Speaking of moving, June and I went back and forth about where to attend church. Going to two churches, with one being twenty miles away in another town, can make life with young children very hectic. It was difficult not to lose our religion before arriving at the church doors on Sunday morning! So we prayed and sought the Lord, and we thought we heard from Him. June’s charismatic fellowship won hands down over the charismatic Episcopal church Eddy had pointed me towards. In retrospect that decision was heavily one-sided since the informal, free-form ways of her fellowship were totally in keeping with our hippie values and background. It was a very comfortable fit. However, I had told the Lord that I didn’t care which denomination He might place us in—I was in it for service to Him, not self-service. He took me up on my word; He has a way of doing that.

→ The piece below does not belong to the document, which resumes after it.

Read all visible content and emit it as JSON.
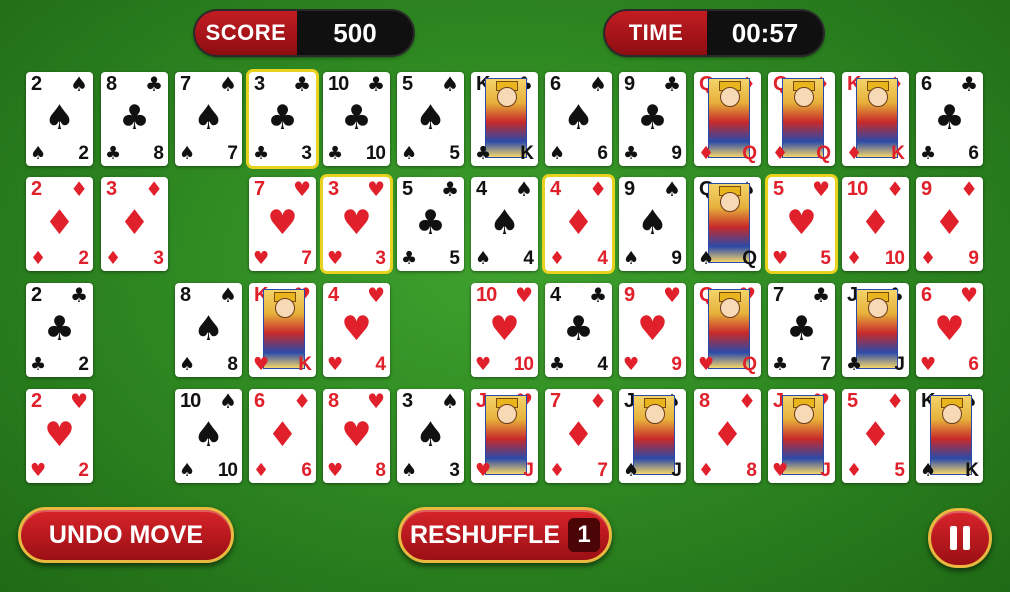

No sooner than we had announced our decision to all our friends at both churches did the Lord reverse it. Peter Marshall Jr., son of the famous Scottish preacher and heir to his mother Catherine’s writing abilities, came to the Episcopal Church on a preaching mission we attended. At one point he said he believed that the Lord was going to be gathering the scattered members of the charismatic movement back into the old Protestant mainlines. I understood what he meant too well—most of our friends at the charismatic assembly had been given the “left foot of fellowship” by their Protestant churches when they came into the baptism in the Spirit and didn’t keep a lid on it. It’s hard to keep quiet about something this good! Naturally you want everyone to know what is available to them. Turns out, however, not everyone wants to know.
As if to emphasize Peter’s message the Lord gave me a vision. I saw that our charismatic fellowship was like a Leer jet—small, lightweight, maneuverable, able to rise fast and streak through the heights, but easily blown about by the winds of doctrine (Ephesians 4:14). The Episcopal Church, on the other hand, appeared as an old freight train with a good set of tracks that had weathered satanic attacks for centuries. It didn’t have much of a head of steam, but if ever powered up, it would be able to haul a great load. I have probably offended people on both sides with that image, but it spoke to me at the time. We sensed that we needed the structure and stability that the Episcopal Church could and did provide. So, we became Episcopalians, but our heart for worship and for supernatural ministry forever remained charismatic.
The Lord gave one other vision to me through Peter Marshall’s ministry that fall. I had been struggling in a way not at all uncommon for new Christians. I was trying to clean up my sinful interior once and for all. Peter counseled and prayed with me. That night I saw it plainly for the first time—the thoughts and wrong desires of the flesh were like “a river of filth” running through me. It could never be “cleaned up.” The only thing to do was to avoid walking in it by yielding to the Lord and walking in His Spirit instead. I told Peter about my vision the next day. He was so taken with the image that he made it a part of his message, which both delighted and embarrassed me at the same time. I mean, how would you like all of your friends to know that there is a river of filth inside you? Of course they have one of their own to deal with. We all do. Why deny it? The Lord has “told all” in His Word. Even so, it is very liberating to realize that God sees our interior “sewer” too and far from holding it against us, He helps us avoid falling into it and cleanses us when we do. What He doesn’t do is remove it, at least not in this life. He leaves it in us for our own good: It keeps us humble.